Sein Alltag ist geprägt von Ritualen, die sich täglich wiederholen, beginnend bei der Pflanzenpflege nach dem Aufstehen, oder wie er seine Wohnung aufräumt, ehe er sie verlässt. Doch je häufiger und je länger Perfect Days Hirayama begleitet, umso vollständiger wird das Bild, das man von ihm gewinnt. Dass die Pflanzen beispielsweise aus einer Tempelanlage stammen, Sprösslinge großer Bäume sind, die in deren Schatten kaum gedeihen könnten. Oder wie er das Licht, das durch das Blätterwerk fällt, in seiner alten Kamera mit einer herkömmlichen Filmrolle aufnimmt. Wie er diese Fotos aussortiert und ordnet. All das mag sich nach profanen Tätigkeiten anhören, doch es ist die Art und Weise, wie sie ausgeübt werden, was sie besonders macht. Anstatt sich von anderen Dingen ablenken zu lassen oder sich selbst anderweitig zu beschäftigen, wie sein Kollege Takashi, der ständig auf sein Mobiltelefon blickt, ist Hirayama mit ganzer Aufmerksamkeit und Kraft bei was immer er tut. Er findet darin eine geradezu bewundernswerte Erfüllung, anstatt seine Aufgaben als notwendig oder erniedrigend zu verstehen. Dass er für die Menschen um ihn herum beinahe unsichtbar ist, scheint ihn nicht zu stören. Sie bemerken ihn nicht, wenn er zur Seite tritt, um sie vorbei zu lassen, oder wenn er einen kleinen Jungen an die Hand nimmt, um dessen Mutter zu suchen. Wie der Obdachlose im Park, den er wiederholt bemerkt, wird er von seinen Mitmenschen übersehen.

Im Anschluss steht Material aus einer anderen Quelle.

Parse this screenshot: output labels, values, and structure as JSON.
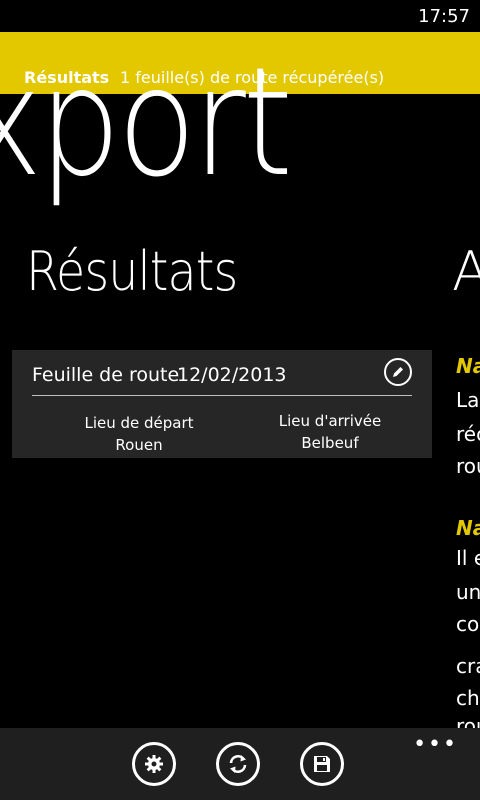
{
  "status_bar": {
    "time": "17:57"
  },
  "banner": {
    "title": "Résultats",
    "message": "1 feuille(s) de route récupérée(s)",
    "color": "#e3c800"
  },
  "panorama": {
    "title": "xport",
    "section_header": "Résultats",
    "next_section_header": "A"
  },
  "card": {
    "label": "Feuille de route",
    "date": "12/02/2013",
    "edit_icon": "edit-pencil-icon",
    "departure_label": "Lieu de départ",
    "departure_value": "Rouen",
    "arrival_label": "Lieu d'arrivée",
    "arrival_value": "Belbeuf"
  },
  "next_panel": {
    "lines": [
      {
        "text": "Na",
        "style": "heading"
      },
      {
        "text": "La",
        "style": "body"
      },
      {
        "text": "réc",
        "style": "body"
      },
      {
        "text": "rou",
        "style": "body"
      },
      {
        "text": "Na",
        "style": "heading"
      },
      {
        "text": "Il e",
        "style": "body"
      },
      {
        "text": "un",
        "style": "body"
      },
      {
        "text": "co",
        "style": "body"
      },
      {
        "text": "cra",
        "style": "body"
      },
      {
        "text": "ch",
        "style": "body"
      },
      {
        "text": "rou",
        "style": "body"
      }
    ]
  },
  "app_bar": {
    "buttons": [
      {
        "name": "settings",
        "icon": "gear-icon"
      },
      {
        "name": "refresh",
        "icon": "refresh-icon"
      },
      {
        "name": "save",
        "icon": "save-icon"
      }
    ],
    "more": "•••"
  }
}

Die Figur, die Wim Wenders vorstellt, klingt traurig, ist dabei zumindest anfangs allerdings das genaue Gegenteil. Es sind für ihn „perfekte Tage“, wie der Filmtitel verrät. Bis viele Kleinigkeiten seinen routinierten Alltag aus den Fugen geraten lassen. Dadurch, dass Takashi ihn um Hilfe bittet, eine Angebetete zu beeindrucken, oder dass unangekündigt Hirayamas Nichte Niko vor der Tür steht. Sie ist ihm ähnlicher als ihrer eigenen Mutter, Hirayamas Schwester, und treffen die beiden Geschwister aufeinander, sagt ihr Moment trotz weniger Dialoge mehr, als manch andere Dramen. Wenders zeichnet kein richtiges Porträt dieses Mannes, der so viele Facetten besitzt. Er lässt das Publikum ihn vielmehr beobachten, so wie Hirayama selbst seine Umwelt beobachtet. Für viele Zuschauerinnen und Zuschauer wird das zu passiv sein, zu wenig konkret, zumal Vieles angedeutet, aber nicht ausgesprochen wird. Auch in Hinblick auf Hirayamas Vergangenheit und Herkunft. Manches wiederholt sich auch auffallend oft, darunter die Traumsequenzen, deren Deutung einer und einem jeden selber überlassen bleibt. Lässt man sich jedoch auf die Erzählung selbst ein, lässt ihr den Raum und die Ruhe, dann beginnt man, die Welt durch Hirayamas Augen zu sehen. Ihre vielen Details, die Anmut in den Baumwipfeln oder die Leben der vielen Menschen auf den Straßen, die sich überschneiden, aber doch nur selten berühren.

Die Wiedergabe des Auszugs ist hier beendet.